Tuesday, 26 April 2011

An Example of AimHigher at Work... just in time to be canceled


The Oxford University student paper, The Cherwell, published a great piece on an access outreach program at Oxford designed to encourage students without a history of higher education participation in their families to consider university and Oxford specifically. The program involves bringing students selected by their respective schools to Oxford to participate in a murder mystery. The murder mystery exposes the students to various fields of academic study such as classical history, chemistry and geography. The program is also designed to de-mystify Oxford in particular with college dinners, exploring the colleges and the city (for the full story & some video on the murder mystery program, please see http://www.cherwell.org/news/academic/2011/04/20/murder-in-the-cloisters-a-lighter-take-on-access-).

Why is it important to mention this program? Because it is one of the programs that will suffer as a consequence of cancelling the UK's AimHigher program (for details of the AimHigher program & its demise, please see my previous post http://andrew-bloggs.blogspot.com/2011/03/missing-target-great-mistake-of.html). Now, one could suggest that Oxford can continue to run this outreach program without the AimHigher support. In fact, the UK's Office For Fair Access (OFFA) requires English universities charging more than £6,000 per year in student fees MUST have outreach programs (Oxford has declared it will charge the permitted upper limit of £9,000). And it is true that Oxford can continue to run a murder mystery for potential students.

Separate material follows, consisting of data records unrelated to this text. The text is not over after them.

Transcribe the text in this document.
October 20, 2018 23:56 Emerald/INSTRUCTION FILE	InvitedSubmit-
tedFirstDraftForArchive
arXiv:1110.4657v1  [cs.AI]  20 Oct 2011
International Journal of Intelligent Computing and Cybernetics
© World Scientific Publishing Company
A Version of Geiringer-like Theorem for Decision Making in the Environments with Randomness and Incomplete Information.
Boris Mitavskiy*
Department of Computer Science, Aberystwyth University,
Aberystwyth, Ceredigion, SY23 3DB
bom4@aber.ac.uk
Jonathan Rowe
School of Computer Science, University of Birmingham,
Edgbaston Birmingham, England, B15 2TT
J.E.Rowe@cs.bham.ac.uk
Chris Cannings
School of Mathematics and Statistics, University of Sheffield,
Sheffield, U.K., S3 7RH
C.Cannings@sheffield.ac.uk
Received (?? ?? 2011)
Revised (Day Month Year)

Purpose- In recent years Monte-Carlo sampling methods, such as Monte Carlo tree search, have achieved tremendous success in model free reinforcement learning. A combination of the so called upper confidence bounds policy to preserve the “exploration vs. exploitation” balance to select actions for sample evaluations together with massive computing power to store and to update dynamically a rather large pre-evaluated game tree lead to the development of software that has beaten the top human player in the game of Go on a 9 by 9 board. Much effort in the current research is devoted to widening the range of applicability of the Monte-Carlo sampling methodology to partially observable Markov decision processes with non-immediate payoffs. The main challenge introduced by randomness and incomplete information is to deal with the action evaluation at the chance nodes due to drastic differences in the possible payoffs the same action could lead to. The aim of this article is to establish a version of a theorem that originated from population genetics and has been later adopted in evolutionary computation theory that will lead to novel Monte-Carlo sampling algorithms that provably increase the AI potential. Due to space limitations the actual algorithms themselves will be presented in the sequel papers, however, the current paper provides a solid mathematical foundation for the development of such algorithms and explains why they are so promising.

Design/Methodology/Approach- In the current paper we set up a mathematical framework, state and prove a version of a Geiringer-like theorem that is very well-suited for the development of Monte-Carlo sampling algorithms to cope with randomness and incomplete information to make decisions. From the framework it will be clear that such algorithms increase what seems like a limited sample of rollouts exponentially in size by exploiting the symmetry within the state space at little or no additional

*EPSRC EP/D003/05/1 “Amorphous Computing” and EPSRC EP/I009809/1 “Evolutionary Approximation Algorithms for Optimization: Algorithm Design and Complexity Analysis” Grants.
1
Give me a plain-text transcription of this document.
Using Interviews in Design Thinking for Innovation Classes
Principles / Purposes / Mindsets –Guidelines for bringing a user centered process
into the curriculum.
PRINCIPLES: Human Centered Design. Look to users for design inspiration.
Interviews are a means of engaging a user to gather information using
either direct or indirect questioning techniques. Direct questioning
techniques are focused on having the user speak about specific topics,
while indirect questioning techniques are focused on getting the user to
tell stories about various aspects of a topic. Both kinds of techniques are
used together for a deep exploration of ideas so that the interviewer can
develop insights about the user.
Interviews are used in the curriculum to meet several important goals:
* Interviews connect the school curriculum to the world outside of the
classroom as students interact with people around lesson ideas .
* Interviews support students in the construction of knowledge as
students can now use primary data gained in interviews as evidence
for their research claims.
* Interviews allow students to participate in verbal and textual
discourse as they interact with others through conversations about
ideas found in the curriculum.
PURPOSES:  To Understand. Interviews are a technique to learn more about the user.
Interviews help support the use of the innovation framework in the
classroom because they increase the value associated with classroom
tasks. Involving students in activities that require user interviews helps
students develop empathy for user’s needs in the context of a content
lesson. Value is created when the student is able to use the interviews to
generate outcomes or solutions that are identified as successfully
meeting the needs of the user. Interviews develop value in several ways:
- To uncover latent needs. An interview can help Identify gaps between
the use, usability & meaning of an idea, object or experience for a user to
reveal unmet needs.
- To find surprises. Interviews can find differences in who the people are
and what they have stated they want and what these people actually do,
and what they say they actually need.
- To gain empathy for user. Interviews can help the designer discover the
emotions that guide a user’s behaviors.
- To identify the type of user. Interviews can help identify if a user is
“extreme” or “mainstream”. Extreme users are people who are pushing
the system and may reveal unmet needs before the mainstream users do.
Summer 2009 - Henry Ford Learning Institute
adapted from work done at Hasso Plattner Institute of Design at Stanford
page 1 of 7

However, what AimHigher added was coordination of schools to identify the students to participate in these programs. Individual universities cannot do is this nearly as effectively as AimHigher was doing. While Oxford's murder mystery does sound fun, the point of the program is to expose students who could benefit from being exposed to a university (or, more particularly, a highly selective university like Oxford). Oxford can't do this itself. If it could, it would have. The point of AimHigher was to identify and expose those students not considering university to higher education. The main complaint against Oxford's admissions process is that the university doesn't attract students from disadvantaged backgrounds. AimHigher brought these students to the gates of the Oxford colleges to see what is available and open to them.

The Cherwell has put a human face on the victims of the government's short-sighted, mean and poorly-considered decision to sacrifice AimHigher in the interest of deficit-fighting. AimHigher was a program that would fight the negative consequences of England's new fee regime. Too bad the government hasn't realized this.